For those of us who are mostly gardeners and don’t breed or show their daffodils, I’m wondering if feedback on geographical locations and increase/decline of specific introductions might be of any use to those who are breeding and selling new cultivars? The recent comments on problems keeping particular favorites going suggests that some introductions are more ephemeral or have certain requirements that we might help hammer out by reporting on our experiences. I don’t think this is done in any formal way on daffnet, is it?

Debbie in Western NC

4 comments for “Feedback on New Introductions

  1. I’ve recently suggested adding a section to Daffnet to indicate viability by location. I’m thinking developing a number like if you take a single bulb and let it grow for 10 year how many blooms would it have. It would also be by location. I.e. A single bulb of X that multiplies to 10 flowers in 10 years in Western WA could be Western WA – 10. Maybe some where else it would be a N. California – 16 if it is more prolific. I have some bulbs that just do not do well where I live and I wish I knew that prior to buying them.

    Bill Carter

  2. Bill, Deborah has just yesterday agreed to let me post a call on Daffnet for people to write to her about the success of their new-introduction bulbs, and I’m crafting the call. In this case,it would be only the good ones, the successful ones. I’ll keep you informed of how that goes–I have in mind an article for the Daffodil Journal.

    What you are proposing is a much larger project, and of course would have to go to Nancy Tackett for her to figure out how to make it work.
    Are you also familiar with DaffSeek? Be nice if there could eventually be Regional designations there, along with all the other good information.
    The only problem there: a region such as California has so many variables.
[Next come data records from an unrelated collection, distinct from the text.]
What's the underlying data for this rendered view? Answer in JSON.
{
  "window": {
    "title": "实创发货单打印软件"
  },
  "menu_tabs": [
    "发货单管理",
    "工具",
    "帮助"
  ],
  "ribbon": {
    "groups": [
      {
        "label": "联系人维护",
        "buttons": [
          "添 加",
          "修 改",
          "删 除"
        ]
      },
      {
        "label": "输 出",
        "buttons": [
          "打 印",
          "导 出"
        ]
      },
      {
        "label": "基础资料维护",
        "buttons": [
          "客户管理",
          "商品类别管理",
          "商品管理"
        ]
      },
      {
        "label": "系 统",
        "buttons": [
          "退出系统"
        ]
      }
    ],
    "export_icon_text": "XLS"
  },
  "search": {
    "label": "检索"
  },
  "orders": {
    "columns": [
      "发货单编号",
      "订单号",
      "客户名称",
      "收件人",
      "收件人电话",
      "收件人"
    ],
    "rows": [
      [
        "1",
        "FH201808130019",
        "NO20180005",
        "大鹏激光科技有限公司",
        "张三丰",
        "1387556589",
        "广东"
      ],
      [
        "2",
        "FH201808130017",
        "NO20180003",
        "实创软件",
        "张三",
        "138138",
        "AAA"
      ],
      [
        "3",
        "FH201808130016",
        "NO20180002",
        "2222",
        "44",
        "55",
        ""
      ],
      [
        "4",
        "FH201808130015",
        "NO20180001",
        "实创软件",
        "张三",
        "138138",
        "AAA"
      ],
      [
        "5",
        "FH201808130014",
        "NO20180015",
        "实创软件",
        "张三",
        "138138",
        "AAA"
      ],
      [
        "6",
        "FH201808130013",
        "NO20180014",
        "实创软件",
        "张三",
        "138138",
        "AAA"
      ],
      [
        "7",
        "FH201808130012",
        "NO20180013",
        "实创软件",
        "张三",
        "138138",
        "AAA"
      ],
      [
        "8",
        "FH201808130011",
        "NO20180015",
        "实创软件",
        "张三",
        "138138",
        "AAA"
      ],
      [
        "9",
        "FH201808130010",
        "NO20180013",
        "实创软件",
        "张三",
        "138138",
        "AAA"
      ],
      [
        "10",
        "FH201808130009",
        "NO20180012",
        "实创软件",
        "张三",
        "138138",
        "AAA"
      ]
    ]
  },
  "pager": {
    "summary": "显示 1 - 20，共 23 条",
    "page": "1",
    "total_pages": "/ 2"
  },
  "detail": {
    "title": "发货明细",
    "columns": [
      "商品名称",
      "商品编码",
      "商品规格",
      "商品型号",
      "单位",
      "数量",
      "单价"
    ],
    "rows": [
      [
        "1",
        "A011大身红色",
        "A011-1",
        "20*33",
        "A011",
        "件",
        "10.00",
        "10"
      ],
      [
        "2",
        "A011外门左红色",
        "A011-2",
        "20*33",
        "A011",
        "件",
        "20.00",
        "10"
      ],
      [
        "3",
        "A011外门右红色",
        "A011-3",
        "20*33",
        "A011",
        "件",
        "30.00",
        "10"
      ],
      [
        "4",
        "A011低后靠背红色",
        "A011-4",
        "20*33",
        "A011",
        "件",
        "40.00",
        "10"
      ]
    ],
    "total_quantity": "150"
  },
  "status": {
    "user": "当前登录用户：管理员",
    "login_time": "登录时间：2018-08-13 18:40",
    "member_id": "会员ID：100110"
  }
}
    Makes my head swim, thinking of the scope of this. Think about it, and see what Daffnet responses appear, and what Nancy says.

    Loyce

    —-

  3. It would be nice to know these things before buying. Sometimes the parentage of the cultivar can provide a clue. I can’t keep ‘Daydream’ alive for very long, and I can’t keep the lovely ‘Altun Ha’ or ‘Lighthouse Reef’ alive for long either. Both are children of ‘Daydream’. Yet ‘Elixir’, also a child of ‘Daydream’, blooms beautifully and multiplies like rabbits.